Mitchell v. St. Maxent's LesseeAnnotate this Case
71 U.S. 237 (1866)
U.S. Supreme Court
Mitchell v. St. Maxent's Lessee, 71 U.S. 4 Wall. 237 237 (1866)
Mitchell v. St. Maxent's Lessee
71 U.S. (4 Wall.) 237
1. A writ of fieri facias, tested and issued after the death of the party against whom the judgment is recovered is void and confers no power on the ministerial officer to execute it.
2. The rule applies where the proceedings are commenced by seizing property under a writ of attachment, under the laws of Florida, as at the common law.

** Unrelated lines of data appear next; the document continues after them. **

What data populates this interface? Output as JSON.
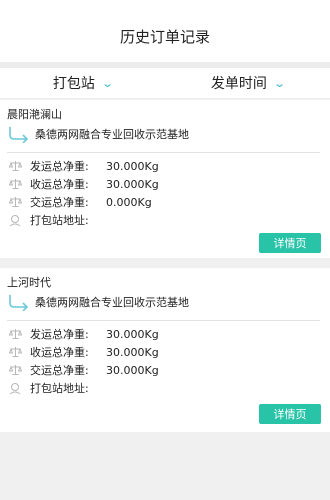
{
  "header": {
    "title": "历史订单记录"
  },
  "filters": [
    {
      "label": "打包站"
    },
    {
      "label": "发单时间"
    }
  ],
  "orders": [
    {
      "site": "晨阳滟澜山",
      "base": "桑德两网融合专业回收示范基地",
      "rows": [
        {
          "label": "发运总净重:",
          "value": "30.000Kg",
          "icon": "scale-icon"
        },
        {
          "label": "收运总净重:",
          "value": "30.000Kg",
          "icon": "scale-icon"
        },
        {
          "label": "交运总净重:",
          "value": "0.000Kg",
          "icon": "scale-icon"
        },
        {
          "label": "打包站地址:",
          "value": "",
          "icon": "location-icon"
        }
      ],
      "button": "详情页"
    },
    {
      "site": "上河时代",
      "base": "桑德两网融合专业回收示范基地",
      "rows": [
        {
          "label": "发运总净重:",
          "value": "30.000Kg",
          "icon": "scale-icon"
        },
        {
          "label": "收运总净重:",
          "value": "30.000Kg",
          "icon": "scale-icon"
        },
        {
          "label": "交运总净重:",
          "value": "30.000Kg",
          "icon": "scale-icon"
        },
        {
          "label": "打包站地址:",
          "value": "",
          "icon": "location-icon"
        }
      ],
      "button": "详情页"
    }
  ],
  "colors": {
    "accent": "#29c3a8",
    "chevron": "#3ab5c7",
    "route_arrow": "#6cc8d8",
    "icon_gray": "#b7b7b7"
  }
}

On a proceeding on foreign attachment, judgment had been obtained in Florida, November 12, 1825, against St. Maxent, a nonresident, but who owned certain lands in Escambia County there. St. Maxent died on the 25th day of November, 1825. On the 26th day of November, a fieri facias was issued. The sheriff returned it December 1, 1825, "levied on the land" in question. Then followed a venditioni exponas, but all proceedings were stayed by injunction. Then, on the 21st of December, 1826, a writ of fieri facias against the said St. Maxent was issued, directed to the marshal of the district, and under this the land was sold and conveyed to J. K. Mitchell, or to persons from whom he derived title. The heir of St. Maxent having brought ejectment against Mitchell, the court, on the above state of facts, gave judgment for the heir.
In this Court several questions were raised, among them, whether the sale to Mitchell, under the circumstances above stated, was valid.